Assistant Professor of Neurosurgery and Orthopaedics Vanderbilt University Medical Center Nashville, Tennessee, United States
Introduction: The optimal timing of postoperative radiotherapy (RT) after metastatic spine surgery remains unclear. In patients undergoing metastatic spine surgery, we sought to: 1) report the time to postoperative RT, 2) describe the impact of perioperative factors on time to RT, and 3) evaluate the impact of time to RT on long-term outcomes.
Methods: A single-center, retrospective cohort study was undertaken of all patients undergoing spine surgery for extradural metastatic disease between 02/2010-01/2021. The primary exposure variable was the time to postoperative RT, dichotomized at < 1-month vs. 1-3 months. Outcomes consisted of wound complication, Karnofsky Performance Scale(KPS), McCormick Scale(MMS), local recurrence(LR), overall survival(OS), and 1-year survival. Multivariate linear/logistic/Cox regression controlled for for age, BMI, tumor size, preoperative/postoperative chemotherapy, and preoperative RT.
Results: Of 357 patients undergoing metastatic spine surgery, 76(21.3%) received postoperative RT within 3-months. Mean age was 59.6±9.6, with 47(61.8%) males. Median(IQR) time to first postoperative RT was 33.8(21.8-42.8)days, and 34(44.7%) patients received RT within the first month postoperatively.

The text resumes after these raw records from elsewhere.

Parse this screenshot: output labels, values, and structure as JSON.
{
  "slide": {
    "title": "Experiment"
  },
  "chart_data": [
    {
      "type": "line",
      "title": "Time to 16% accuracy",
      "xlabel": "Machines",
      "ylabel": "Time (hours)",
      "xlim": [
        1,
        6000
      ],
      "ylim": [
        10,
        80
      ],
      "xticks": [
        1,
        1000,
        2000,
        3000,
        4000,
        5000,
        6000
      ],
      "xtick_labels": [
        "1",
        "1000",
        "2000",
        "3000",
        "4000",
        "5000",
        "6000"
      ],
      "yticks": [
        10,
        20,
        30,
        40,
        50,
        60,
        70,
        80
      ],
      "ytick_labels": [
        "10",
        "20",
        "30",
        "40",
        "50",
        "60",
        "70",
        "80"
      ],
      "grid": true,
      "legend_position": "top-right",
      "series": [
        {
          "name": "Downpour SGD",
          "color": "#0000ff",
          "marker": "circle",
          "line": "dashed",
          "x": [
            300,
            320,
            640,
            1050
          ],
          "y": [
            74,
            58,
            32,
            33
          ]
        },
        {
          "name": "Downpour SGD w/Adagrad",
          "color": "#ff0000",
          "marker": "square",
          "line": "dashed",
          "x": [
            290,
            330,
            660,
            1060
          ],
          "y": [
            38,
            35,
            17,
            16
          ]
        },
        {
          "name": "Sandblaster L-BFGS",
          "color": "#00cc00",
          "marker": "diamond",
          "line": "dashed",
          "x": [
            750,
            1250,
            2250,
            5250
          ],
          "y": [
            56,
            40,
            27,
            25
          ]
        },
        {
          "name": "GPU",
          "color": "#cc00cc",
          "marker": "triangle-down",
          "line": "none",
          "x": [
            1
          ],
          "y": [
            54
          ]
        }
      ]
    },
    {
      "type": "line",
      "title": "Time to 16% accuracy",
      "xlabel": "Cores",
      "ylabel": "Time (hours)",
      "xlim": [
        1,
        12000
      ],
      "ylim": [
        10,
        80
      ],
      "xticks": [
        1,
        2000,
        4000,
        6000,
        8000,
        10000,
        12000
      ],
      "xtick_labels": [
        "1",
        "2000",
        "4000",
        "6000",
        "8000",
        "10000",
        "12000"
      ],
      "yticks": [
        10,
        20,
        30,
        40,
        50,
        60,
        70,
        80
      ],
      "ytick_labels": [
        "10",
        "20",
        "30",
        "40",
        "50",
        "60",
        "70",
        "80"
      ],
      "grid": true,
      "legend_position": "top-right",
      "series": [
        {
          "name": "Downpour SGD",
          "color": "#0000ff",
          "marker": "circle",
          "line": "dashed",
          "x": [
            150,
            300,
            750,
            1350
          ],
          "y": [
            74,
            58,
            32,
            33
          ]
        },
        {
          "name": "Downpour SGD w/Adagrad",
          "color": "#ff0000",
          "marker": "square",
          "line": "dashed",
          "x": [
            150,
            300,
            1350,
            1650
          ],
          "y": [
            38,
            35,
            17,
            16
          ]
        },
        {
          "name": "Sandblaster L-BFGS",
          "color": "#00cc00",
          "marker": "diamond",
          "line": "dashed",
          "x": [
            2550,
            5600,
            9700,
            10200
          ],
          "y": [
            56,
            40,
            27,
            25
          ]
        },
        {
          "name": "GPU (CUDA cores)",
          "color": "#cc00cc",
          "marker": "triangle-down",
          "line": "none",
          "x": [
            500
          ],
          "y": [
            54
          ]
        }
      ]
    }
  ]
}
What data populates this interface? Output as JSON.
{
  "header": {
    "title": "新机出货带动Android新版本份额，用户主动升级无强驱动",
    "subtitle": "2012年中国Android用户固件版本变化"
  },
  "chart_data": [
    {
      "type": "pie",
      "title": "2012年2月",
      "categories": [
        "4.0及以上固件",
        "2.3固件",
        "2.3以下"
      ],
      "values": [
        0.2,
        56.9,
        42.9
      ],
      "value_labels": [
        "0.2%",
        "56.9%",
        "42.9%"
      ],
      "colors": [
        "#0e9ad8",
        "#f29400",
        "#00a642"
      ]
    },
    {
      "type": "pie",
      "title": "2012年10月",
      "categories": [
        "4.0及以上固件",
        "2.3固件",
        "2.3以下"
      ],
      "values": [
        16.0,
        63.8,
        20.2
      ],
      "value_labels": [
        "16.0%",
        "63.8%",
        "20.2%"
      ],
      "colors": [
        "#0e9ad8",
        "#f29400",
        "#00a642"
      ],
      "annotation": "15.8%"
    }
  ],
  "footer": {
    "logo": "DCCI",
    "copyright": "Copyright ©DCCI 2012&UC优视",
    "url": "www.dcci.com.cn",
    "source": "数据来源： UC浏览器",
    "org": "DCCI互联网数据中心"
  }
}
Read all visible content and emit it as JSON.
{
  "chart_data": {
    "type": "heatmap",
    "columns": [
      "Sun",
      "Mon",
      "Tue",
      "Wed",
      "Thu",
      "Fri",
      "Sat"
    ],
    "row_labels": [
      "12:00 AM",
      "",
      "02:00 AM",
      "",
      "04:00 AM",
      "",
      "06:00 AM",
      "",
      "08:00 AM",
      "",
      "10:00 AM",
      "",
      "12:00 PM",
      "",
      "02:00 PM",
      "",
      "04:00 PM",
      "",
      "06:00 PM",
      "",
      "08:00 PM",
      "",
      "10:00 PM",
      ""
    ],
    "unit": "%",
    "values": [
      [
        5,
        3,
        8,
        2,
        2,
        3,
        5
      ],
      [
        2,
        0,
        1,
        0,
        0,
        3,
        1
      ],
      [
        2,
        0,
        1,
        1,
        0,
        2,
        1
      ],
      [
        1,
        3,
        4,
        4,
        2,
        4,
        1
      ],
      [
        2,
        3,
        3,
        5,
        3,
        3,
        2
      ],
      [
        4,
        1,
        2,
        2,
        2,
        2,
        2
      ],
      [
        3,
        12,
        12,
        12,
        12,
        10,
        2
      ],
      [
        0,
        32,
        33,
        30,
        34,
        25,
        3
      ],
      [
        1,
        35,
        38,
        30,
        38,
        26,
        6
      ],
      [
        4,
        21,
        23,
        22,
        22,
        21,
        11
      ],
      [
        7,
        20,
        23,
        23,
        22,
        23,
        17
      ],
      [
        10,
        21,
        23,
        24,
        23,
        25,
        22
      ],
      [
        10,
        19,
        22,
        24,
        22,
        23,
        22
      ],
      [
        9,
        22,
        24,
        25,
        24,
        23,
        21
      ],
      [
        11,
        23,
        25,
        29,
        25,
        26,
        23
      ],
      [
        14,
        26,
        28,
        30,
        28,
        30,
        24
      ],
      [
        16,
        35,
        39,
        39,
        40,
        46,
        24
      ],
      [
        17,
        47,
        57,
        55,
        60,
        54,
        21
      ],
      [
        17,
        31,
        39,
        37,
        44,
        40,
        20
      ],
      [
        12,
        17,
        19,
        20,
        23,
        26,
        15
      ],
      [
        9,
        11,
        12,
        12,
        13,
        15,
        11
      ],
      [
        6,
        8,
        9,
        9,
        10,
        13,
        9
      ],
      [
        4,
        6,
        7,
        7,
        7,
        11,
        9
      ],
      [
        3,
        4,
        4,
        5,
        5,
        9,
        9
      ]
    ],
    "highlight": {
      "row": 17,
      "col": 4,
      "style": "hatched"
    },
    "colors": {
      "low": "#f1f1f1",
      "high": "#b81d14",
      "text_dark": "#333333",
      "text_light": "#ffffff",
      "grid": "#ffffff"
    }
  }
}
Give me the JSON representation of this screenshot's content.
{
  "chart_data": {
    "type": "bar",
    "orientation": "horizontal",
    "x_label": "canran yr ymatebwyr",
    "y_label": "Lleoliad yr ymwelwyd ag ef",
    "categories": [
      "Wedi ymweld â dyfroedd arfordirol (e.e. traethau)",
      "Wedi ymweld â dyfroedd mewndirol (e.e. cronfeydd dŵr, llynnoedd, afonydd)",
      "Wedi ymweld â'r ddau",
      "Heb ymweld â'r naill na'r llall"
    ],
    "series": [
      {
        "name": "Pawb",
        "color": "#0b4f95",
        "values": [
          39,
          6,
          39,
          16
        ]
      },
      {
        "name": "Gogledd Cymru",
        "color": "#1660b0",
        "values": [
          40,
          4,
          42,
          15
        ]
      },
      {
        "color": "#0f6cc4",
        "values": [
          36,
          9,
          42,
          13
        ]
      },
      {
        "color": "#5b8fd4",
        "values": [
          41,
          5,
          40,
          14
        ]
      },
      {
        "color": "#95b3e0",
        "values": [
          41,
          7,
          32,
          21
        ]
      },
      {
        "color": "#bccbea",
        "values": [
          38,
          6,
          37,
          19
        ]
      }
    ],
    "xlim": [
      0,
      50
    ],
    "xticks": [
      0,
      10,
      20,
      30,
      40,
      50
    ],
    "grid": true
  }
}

Stereotactic Body Radiotherapy was performed in 31(40.8%) patients. Patients with larger tumor size (β=-3.58,95%CI=-6.59, -0.57,p=0.021) or new neurological deficits (β=-16.21,95%CI=-32.21, -0.210,p=0.047) had a shorter time to RT on multivariate linear regression. Multivariate logistic/linear regression showed that patients who received RT within 1-month postoperatively had no significant differences in wound complications and KPS/MMS at last follow-up compared to patients receiving RT between 1-3 months postoperatively. However, a lower risk of LR(OR=0.09, 95%CI=0.01-0.60,p=0.032) was found in patients receiving RT within 1-month postoperatively. While there were no significant differences in OS(OR=1.22,95%CI=0.33-4.55,p=0.764), patients receiving RT within 1-month postoperatively had increased odds of 1-year survival(OR=5.42,95%CI=1.34-27.1,p=0.025).
Conclusion : In patients undergoing metastatic spine surgery, those who received RT within the first month postoperatively had a lower LR and a higher 1-year survival compared to patients receiving RT in 1-3 months postoperatively, with no impact on wound complications, KPS/MMS, and OS.